In Exercises \(5-14,\) evaluate the integral. $$\int \frac{2 x+16}{x^{2}+x-6} d x$$

Short answer

The integral of the given function is \(\log|x^{2}+x-6| + 15x + C\).

Step-by-step solution

Identify the derivative of the denominator

On examining the function, the denominator is \(x^{2}+x-6\). Taking the derivative of this expression, we obtain \(2x + 1\). The numerator is \(2x + 16\), which isn't exactly the derivative of the denominator but if we rewrite \((2x+16)\) as \((2x+1+15)\), we can see that \(2x+1\) is the derivative of \(x^{2}+x-6\) and \(15\) is an additional constant.

Apply the rule of integration

The function under the integral is now written in the form of \(f'(x)/f(x) + constant\). Considering only the \(\int (2x+1)/(x^{2}+x-6) dx\) part of the integral, by using the rule of integration, \(\int f'(x)/f(x) dx = \log|f(x)|\), we get \(\log|x^{2}+x-6|\).

Integrate the constant

Since \(\int du = u + C\), the integral of the constant 15 with respect to x would simply be \(15x\).

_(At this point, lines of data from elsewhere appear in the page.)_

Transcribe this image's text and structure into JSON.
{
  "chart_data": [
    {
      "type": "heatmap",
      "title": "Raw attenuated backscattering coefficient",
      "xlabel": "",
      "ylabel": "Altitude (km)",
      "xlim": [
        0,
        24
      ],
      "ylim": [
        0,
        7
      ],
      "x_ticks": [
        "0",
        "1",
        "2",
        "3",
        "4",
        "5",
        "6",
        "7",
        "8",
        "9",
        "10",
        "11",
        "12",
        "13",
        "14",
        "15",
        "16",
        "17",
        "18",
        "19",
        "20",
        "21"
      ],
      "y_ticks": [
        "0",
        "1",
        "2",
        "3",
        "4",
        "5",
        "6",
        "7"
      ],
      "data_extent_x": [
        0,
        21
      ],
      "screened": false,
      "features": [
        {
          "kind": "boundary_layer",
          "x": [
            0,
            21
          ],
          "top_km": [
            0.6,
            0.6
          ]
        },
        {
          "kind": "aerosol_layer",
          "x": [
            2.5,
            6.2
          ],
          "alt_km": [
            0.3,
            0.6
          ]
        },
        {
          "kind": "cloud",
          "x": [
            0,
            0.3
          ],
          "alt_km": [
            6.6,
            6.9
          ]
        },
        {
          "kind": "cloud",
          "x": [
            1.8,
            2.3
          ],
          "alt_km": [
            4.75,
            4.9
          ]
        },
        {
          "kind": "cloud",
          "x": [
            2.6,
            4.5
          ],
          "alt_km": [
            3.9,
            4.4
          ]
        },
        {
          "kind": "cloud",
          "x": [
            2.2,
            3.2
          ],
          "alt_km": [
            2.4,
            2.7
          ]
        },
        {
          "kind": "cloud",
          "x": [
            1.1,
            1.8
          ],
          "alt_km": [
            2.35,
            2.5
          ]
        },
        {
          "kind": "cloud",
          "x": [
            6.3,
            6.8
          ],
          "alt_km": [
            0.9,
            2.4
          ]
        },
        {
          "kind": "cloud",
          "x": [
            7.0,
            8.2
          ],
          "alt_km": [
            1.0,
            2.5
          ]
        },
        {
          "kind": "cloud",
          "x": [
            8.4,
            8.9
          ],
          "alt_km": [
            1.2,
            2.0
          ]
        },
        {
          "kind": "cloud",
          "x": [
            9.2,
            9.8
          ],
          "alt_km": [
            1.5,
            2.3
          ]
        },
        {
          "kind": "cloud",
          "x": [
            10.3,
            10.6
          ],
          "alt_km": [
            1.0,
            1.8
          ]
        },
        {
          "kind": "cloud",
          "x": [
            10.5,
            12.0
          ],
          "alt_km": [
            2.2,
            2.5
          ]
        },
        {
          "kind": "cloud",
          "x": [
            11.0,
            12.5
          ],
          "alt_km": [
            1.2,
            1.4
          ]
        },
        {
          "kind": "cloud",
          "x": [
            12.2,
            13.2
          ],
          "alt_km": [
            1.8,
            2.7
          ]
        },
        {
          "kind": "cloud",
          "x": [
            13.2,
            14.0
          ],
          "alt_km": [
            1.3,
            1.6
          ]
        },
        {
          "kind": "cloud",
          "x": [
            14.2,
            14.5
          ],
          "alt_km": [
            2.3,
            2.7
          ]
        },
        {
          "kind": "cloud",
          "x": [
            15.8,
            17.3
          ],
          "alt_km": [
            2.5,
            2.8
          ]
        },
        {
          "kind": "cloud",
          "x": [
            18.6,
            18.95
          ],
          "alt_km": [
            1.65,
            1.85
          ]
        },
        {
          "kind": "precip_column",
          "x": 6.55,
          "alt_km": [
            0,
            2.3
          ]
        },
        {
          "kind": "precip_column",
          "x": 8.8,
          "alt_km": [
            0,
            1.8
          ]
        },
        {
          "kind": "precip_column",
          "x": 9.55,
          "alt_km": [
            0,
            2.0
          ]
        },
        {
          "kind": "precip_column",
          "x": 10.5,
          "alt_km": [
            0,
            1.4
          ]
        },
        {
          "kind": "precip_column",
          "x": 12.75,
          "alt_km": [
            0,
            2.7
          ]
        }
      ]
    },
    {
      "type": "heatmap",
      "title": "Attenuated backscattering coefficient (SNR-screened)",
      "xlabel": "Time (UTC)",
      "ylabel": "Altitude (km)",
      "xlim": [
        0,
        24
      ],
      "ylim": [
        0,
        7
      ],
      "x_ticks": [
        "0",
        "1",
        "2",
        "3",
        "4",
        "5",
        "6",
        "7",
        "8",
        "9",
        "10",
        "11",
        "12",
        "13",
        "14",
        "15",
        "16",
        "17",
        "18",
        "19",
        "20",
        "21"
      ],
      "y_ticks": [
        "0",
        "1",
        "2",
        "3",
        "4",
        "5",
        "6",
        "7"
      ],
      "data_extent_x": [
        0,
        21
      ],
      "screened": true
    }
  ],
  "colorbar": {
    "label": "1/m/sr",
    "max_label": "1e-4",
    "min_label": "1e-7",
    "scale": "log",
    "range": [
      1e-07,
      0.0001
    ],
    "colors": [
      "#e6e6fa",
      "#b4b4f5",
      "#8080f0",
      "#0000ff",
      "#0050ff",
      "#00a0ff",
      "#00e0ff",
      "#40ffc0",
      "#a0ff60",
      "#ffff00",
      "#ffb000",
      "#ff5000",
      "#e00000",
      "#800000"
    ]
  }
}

Combine the results and add the integration constant C

Since the original problem is the integral of a sum of two terms, the integral of the whole is just the sum of the integrals of the elements. Combining results from Step 2 and Step 3 and adding the constant of integration \(C\), the integral of the given function is \(\log|x^{2}+x-6| + 15x + C\).